NATO’s new command is designed for rapid movement of troops, vehicles

Sept. 20 (UPI) — NATO announced that its new command, designed to quickly move tanks and personnel around Europe, is operational.

The Joint Support and Enabling Command, located in Ulm, Germany, is a headquarters focused on ensuring that troops and equipment can rapidly move across borders in the event of a crisis.

The NATO capability of troop movement across European borders has long been a problem. NATO and the European Union have discussed modernizing diplomatic clearances for troop movements and studied whether infrastructure, including roads and bridges, can withstand troop and tank movement.

About 160 personnel will staff the command in Ulm, with as many as 600 available if required. The headquarters was formally declared operational on Thursday

NATO has worked to reinforce its eastern flank in the past five years because of concerns over Russian actions in Crimea and Ukraine.

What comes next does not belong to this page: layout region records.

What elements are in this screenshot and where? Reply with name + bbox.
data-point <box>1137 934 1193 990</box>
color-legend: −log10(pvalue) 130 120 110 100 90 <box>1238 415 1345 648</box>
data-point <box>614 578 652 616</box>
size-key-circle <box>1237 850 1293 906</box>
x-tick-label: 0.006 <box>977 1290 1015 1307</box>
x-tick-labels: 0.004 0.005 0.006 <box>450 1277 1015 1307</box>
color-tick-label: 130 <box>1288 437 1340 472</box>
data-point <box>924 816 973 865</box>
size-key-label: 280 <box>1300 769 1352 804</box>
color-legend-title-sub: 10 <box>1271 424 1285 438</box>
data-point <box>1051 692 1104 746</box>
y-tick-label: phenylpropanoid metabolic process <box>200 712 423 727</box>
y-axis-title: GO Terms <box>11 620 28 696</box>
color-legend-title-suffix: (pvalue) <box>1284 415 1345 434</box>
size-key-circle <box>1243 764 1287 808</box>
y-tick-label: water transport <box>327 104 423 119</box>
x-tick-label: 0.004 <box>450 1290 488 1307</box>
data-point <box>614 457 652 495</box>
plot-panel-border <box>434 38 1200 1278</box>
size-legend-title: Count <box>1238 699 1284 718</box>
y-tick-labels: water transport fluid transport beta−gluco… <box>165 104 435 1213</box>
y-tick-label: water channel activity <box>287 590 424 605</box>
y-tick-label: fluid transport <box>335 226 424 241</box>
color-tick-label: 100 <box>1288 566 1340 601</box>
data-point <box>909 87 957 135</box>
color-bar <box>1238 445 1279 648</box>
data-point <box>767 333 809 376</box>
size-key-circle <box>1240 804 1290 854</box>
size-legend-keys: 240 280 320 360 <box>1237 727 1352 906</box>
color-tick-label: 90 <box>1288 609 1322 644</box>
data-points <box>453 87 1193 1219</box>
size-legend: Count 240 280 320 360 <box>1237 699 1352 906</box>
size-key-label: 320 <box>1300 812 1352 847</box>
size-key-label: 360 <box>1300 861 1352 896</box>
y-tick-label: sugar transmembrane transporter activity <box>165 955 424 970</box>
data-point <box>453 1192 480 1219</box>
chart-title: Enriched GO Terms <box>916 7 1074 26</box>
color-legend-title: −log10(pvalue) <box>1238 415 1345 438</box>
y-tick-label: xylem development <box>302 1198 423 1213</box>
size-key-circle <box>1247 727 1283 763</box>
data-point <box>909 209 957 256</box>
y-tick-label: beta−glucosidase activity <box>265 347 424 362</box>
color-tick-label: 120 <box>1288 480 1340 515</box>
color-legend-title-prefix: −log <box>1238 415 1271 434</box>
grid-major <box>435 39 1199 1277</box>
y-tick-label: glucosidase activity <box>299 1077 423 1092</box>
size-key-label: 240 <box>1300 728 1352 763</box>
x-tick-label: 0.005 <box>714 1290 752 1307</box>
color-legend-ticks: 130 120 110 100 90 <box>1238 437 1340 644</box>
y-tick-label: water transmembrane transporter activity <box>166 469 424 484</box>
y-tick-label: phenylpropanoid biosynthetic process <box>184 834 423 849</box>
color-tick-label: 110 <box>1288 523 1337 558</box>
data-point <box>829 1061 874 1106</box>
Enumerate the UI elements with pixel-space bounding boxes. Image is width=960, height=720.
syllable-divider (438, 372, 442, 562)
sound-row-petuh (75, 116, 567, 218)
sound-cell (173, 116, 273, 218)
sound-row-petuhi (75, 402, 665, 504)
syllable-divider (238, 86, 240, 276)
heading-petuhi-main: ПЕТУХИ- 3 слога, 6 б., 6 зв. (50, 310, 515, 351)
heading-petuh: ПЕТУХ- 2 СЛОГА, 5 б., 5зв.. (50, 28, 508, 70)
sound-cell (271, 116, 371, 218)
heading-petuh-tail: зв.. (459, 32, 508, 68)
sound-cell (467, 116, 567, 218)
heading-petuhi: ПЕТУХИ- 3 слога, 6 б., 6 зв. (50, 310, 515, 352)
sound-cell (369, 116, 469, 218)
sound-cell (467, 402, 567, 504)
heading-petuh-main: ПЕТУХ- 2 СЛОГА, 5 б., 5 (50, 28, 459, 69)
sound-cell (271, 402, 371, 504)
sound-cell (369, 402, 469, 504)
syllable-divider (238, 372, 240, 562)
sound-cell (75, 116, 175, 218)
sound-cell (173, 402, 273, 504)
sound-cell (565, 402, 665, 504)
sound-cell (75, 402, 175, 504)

It has increased multinational troop exercises and currently bases additional troops in Poland, Lithuania, Estonia and Latvia, countries on Russia’s border.

“The new command in Ulm will help our forces become more mobile and enable rapid reinforcement within the Alliance, ensuring we have the right forces in the right place at the right time” said NATO spokesperson Oana Lungescu.

NATO’s top officer, Supreme Allied Commander Europe Gen. Tod Walters, will head the new command.